A research project by Consumers Report also showed that, on average, the actual food product in canned goods represented only 57% of the total "net weight." The rest was water.
As the magazine pointed out, "net weight" refers to the weight of the contents of a can or other package, which means producers are allowed to include the weight of the water.
This is just the tip of an iceberg of packaging and product information that, intentionally or not, fools us into thinking what we're buying is better or different than it really is. So...
* Overseas manufacturers put an American flag on their labels to make them look home-produced.
* Packaging manufacturers put a dome on the bottom of a container so it looks bigger and fuller.
* "Calories per serving" are made to look miniscule by reducing the supposed serving size to something that wouldn't feed a hamster.
* "Lifetime guarantee" statements blaring out on a label are qualified by so much small print that they're worthless.
* Food producers put images on containers that bear no resemblance to the contents.
Sometimes they get around this by putting (in small print) "serving suggestion" on the package.
Other times they use images that suggest the flavor rather than the contents -- like wholesome fruits, or the yogurt-style snack that shows a mouth-watering slice of Black Forest gateau on it.

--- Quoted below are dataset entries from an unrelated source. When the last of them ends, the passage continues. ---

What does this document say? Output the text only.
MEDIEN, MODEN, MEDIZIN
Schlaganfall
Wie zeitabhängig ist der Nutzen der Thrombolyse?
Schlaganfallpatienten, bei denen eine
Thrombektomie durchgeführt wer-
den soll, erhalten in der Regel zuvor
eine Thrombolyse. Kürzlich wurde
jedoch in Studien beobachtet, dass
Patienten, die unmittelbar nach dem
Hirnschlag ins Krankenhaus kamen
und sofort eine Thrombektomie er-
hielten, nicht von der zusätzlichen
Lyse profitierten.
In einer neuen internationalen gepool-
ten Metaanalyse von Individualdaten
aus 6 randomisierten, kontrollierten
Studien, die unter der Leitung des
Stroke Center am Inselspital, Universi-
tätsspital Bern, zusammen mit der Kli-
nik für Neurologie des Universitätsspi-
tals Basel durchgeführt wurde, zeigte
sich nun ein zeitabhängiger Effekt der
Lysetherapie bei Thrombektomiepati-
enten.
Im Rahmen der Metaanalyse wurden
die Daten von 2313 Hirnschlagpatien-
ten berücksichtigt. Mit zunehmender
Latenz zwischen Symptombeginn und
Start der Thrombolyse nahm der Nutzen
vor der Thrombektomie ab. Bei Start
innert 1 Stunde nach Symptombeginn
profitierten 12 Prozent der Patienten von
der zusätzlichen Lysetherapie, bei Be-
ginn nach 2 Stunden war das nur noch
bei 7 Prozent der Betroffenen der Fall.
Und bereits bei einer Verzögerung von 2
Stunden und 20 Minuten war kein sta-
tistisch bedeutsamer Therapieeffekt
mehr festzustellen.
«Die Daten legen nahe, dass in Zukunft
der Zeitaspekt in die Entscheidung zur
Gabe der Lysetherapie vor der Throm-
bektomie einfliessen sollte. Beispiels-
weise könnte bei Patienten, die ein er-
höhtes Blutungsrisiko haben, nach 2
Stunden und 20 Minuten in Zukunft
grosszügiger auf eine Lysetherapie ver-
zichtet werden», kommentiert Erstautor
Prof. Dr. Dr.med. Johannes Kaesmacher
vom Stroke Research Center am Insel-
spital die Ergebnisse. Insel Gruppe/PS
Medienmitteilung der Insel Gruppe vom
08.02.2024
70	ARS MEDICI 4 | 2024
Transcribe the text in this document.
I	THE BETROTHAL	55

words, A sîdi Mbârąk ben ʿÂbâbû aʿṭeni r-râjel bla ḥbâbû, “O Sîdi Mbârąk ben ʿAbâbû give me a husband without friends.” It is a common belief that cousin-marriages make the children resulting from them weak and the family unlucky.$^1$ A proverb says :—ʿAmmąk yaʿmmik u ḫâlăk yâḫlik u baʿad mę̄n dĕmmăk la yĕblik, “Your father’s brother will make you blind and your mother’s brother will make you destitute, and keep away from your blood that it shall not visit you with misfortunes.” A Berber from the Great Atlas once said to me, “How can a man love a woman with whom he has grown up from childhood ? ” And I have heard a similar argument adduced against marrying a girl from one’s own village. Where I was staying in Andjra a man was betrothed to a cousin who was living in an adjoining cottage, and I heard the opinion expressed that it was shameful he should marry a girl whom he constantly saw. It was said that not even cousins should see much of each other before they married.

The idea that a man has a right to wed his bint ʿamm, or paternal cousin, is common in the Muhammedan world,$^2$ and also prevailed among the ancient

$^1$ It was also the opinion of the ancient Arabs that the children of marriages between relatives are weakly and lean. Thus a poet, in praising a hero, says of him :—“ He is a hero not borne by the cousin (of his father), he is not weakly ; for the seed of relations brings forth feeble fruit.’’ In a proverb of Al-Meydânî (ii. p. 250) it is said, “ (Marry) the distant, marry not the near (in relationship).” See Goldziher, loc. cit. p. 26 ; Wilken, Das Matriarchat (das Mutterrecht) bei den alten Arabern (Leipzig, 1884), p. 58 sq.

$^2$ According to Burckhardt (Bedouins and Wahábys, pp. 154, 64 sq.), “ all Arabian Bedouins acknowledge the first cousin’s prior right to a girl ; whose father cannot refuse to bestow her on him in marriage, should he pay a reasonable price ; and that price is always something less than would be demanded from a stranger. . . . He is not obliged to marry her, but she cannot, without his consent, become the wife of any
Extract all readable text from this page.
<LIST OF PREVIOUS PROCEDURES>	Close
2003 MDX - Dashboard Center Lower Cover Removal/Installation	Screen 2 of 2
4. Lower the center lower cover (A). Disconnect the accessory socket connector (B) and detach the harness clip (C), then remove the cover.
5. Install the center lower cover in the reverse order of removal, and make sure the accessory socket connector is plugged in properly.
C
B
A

* Marketing slogans claim products are now "50-percent stronger," "twice as effective," or whatever, without saying how they measure it or what they're comparing it against.
And so on.
The fact is that although consumer laws and food quality are overseen by the Federal Trade Commission (FTC) and the Food and Drug Administration (FDA) respectively, many rules and regulations are open to interpretation and manipulation.
So when producers, marketers and distributors see the opportunity to exaggerate their product without breaking the law, they often will.
The consumer, as usual, is the loser.
So, what can you do about it?
Well, you can't totally avoid being hoodwinked but you can make yourself a savvier shopper by following these 7 tips:
1. Start reading the labels and ingredient details on everything you buy, so you'll be more likely to notice when the quantity or contents change.
Do it while you're in line at the checkout.
Include in this checking any store shelf labeling which shows "cost per unit" for packages that contain multiple items.
If the cost per unit goes up significantly but the package price doesn't, then that means the manufacturer has reduced the count.
2. Check the label small print for qualifications and restrictions. Particularly look for asterisks against the "headline" features of a product -- they're usually a clear signal of a get-out clause.
3. When you pick up a carton or container, check the shape of the package for clues that it's a lot smaller on the inside than the outside.
4. If it's appropriate, give it a shake too, and see how much the contents shift about inside.
5. If you have the choice, consider vacuum packed items over their canned equivalent. They're less likely to contain water, or at least a high volume of it.
6. Research products online, especially big-ticket items. Very often, manufacturers change the specifications -- for instance substituting plastic for tougher metal components.
They're unlikely to tell you but other shoppers using social networks may already have posted information on this.
If you use Twitter for instance, do a search on a product name and see what people are "tweeting" about it.
7. If you think the labeling or packaging unfairly represents the contents, complain, either to the store or the manufacturer.
If you're really unhappy, ask for your money back.
But, of course, in most cases, they're not breaking the law; it's the law that's inadequate.
Is this kind of behavior a scam or an acceptable marketing device? You decide.
But keep your eyes peeled for misleading product information -- especially when the package yells "Great new look!"